Between the summer of 1974, when Midstream opens and Polly Wainwright enters a crowded corporate elevator and the year 1962 when her story begins, a revolution invaded pop music. The Beatles burst onto the world stage, became a phenom, and imploded, but in those years, little changed on the radio in Chicago. Top Forty dominated the AM air waves and provided the background musical score for people like Polly, twenty-somethings striving to find their place in the ground-shifting culture.
“Mash Potato Time,” Dee Dee Sharp “Roses are Red (My Love),” Bobby Vinton
In 1962 the top of the Top Forty included Dee Dee Sharp’s “Mash Potato Time” and Bobby Vinton’s “Roses are Red (My Love),” which Polly loathed.

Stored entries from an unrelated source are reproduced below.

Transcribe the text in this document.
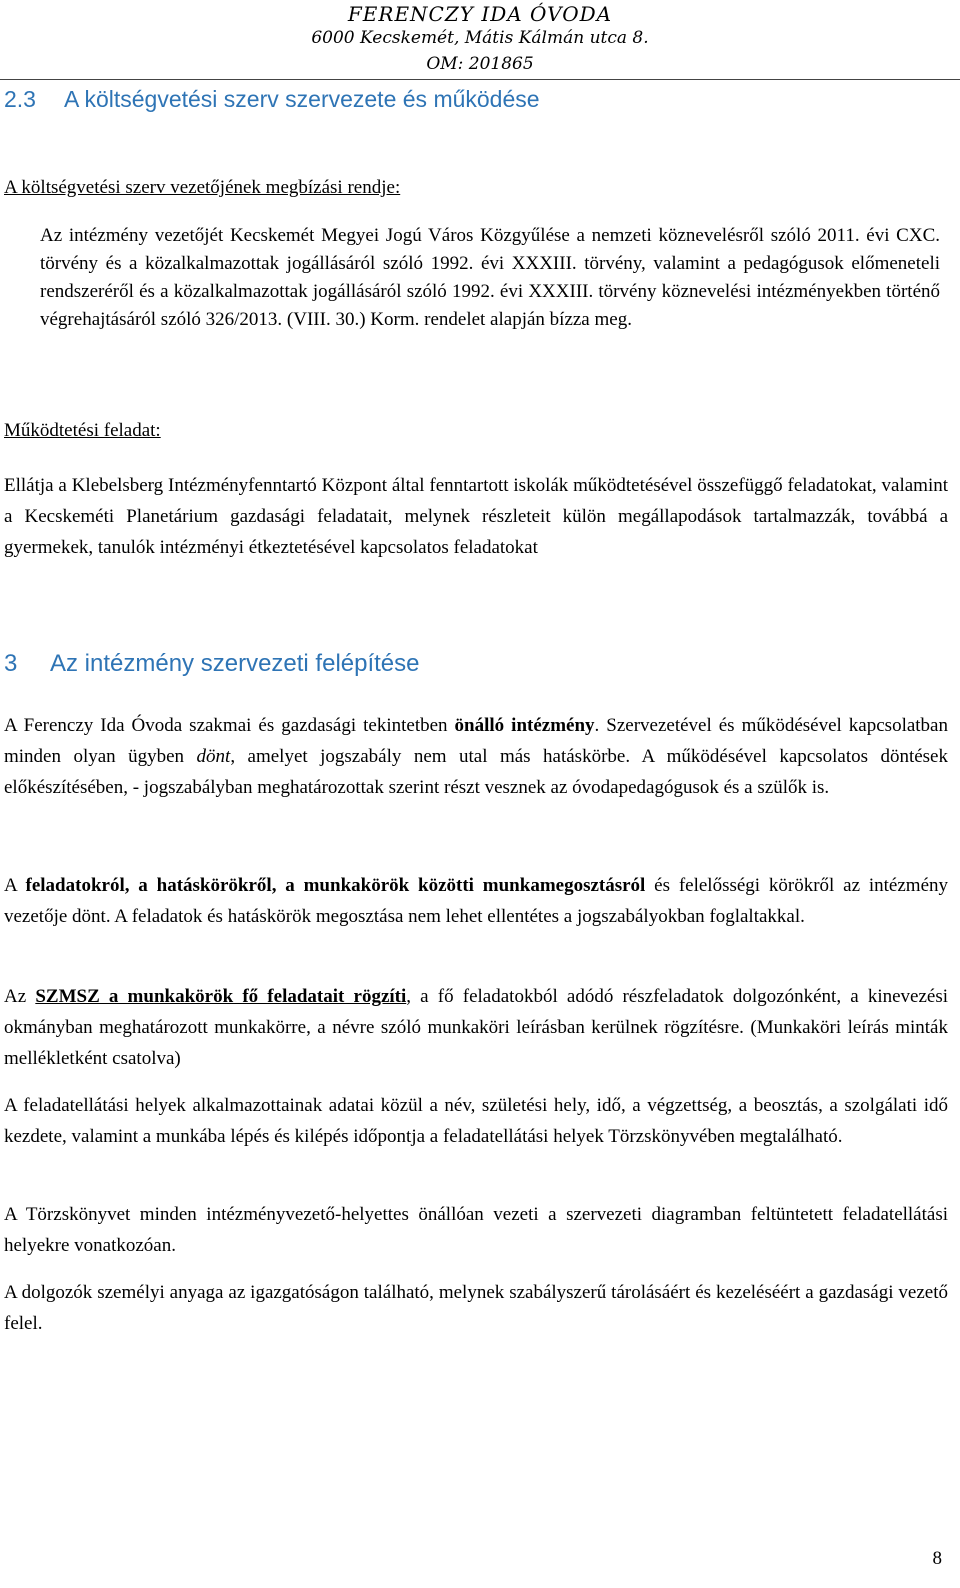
FERENCZY IDA ÓVODA
6000 Kecskemét, Mátis Kálmán utca 8.
OM: 201865
2.3 A költségvetési szerv szervezete és működése

A költségvetési szerv vezetőjének megbízási rendje:

Az intézmény vezetőjét Kecskemét Megyei Jogú Város Közgyűlése a nemzeti köznevelésről szóló 2011. évi CXC. törvény és a közalkalmazottak jogállásáról szóló 1992. évi XXXIII. törvény, valamint a pedagógusok előmeneteli rendszeréről és a közalkalmazottak jogállásáról szóló 1992. évi XXXIII. törvény köznevelési intézményekben történő végrehajtásáról szóló 326/2013. (VIII. 30.) Korm. rendelet alapján bízza meg.

Működtetési feladat:

Ellátja a Klebelsberg Intézményfenntartó Központ által fenntartott iskolák működtetésével összefüggő feladatokat, valamint a Kecskeméti Planetárium gazdasági feladatait, melynek részleteit külön megállapodások tartalmazzák, továbbá a gyermekek, tanulók intézményi étkeztetésével kapcsolatos feladatokat

3 Az intézmény szervezeti felépítése

A Ferenczy Ida Óvoda szakmai és gazdasági tekintetben önálló intézmény. Szervezetével és működésével kapcsolatban minden olyan ügyben dönt, amelyet jogszabály nem utal más hatáskörbe. A működésével kapcsolatos döntések előkészítésében, - jogszabályban meghatározottak szerint részt vesznek az óvodapedagógusok és a szülők is.

A feladatokról, a hatáskörökről, a munkakörök közötti munkamegosztásról és felelősségi körökről az intézmény vezetője dönt. A feladatok és hatáskörök megosztása nem lehet ellentétes a jogszabályokban foglaltakkal.

Az SZMSZ a munkakörök fő feladatait rögzíti, a fő feladatokból adódó részfeladatok dolgozónként, a kinevezési okmányban meghatározott munkakörre, a névre szóló munkaköri leírásban kerülnek rögzítésre. (Munkaköri leírás minták mellékletként csatolva)

A feladatellátási helyek alkalmazottainak adatai közül a név, születési hely, idő, a végzettség, a beosztás, a szolgálati idő kezdete, valamint a munkába lépés és kilépés időpontja a feladatellátási helyek Törzskönyvében megtalálható.

A Törzskönyvet minden intézményvezető-helyettes önállóan vezeti a szervezeti diagramban feltüntetett feladatellátási helyekre vonatkozóan.

A dolgozók személyi anyaga az igazgatóságon található, melynek szabályszerű tárolásáért és kezeléséért a gazdasági vezető felel.

8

“It’s Only Rock and Roll (But I Like It)” the Rolling Stones. “Sweet Home Alabama” Lynyrd Skynyrd
In 1974, the biggest hits included the Rolling Stones, “It’s Only Rock and Roll (But I Like It),” which Polly likes, and Lynyrd Skynyrd’s “Sweet Home Alabama,” which she doesn’t. This is the music Polly hears on the static-y plastic radio on her kitchen shelf as she waits for the weather forecast, or drifting from the open windows of passing cars, or throbbing from the portable radio someone can be counted on to bring to parties at North Avenue Beach. It’s not music to listen to. It’s elevator music before it became actual elevator music.
“City of New Orleans” Steve Goodman “Far from Me” John Prine “Angel from Montgomery” John Prine
Polly listens, really listens, to music late at night, in her apartment or when she hits the Northside Chicago bars with her friends to hear great musicians like Steve Goodman, Jim Croce, and John Prine who perform at places like The Earl of Old Town and The Quiet Knight. Sometimes, not always, a two-dollar cover and a two-drink minimum, but always an overturned hat for tips. Steve Goodman’s “City of New Orleans” makes Polly feel nostalgic for places she’s never been and doesn’t want to go to. That’s the only song of his that sticks with her. John Prine, a mailman from Maywood, is another regular at The Earl. Just about everything he sings makes her feel for two minutes or four or maybe forever that she has lived an existence in an alternate America. “Far from Me” is one of many, but her favorite, entirely different, is “Angel from Montgomery.”
“Bad, Bad Leroy Brown” Jim Croce “Operator” Jim Croce
Less frequently, she and her friends catch Jim Croce. His “Bad, Bad Leroy Brown” will have them pounding their beer mugs on the table, and, if there’s room enough between those tables, dancing. What Polly really loves is his ballad “Operator” that never not-makes her cry.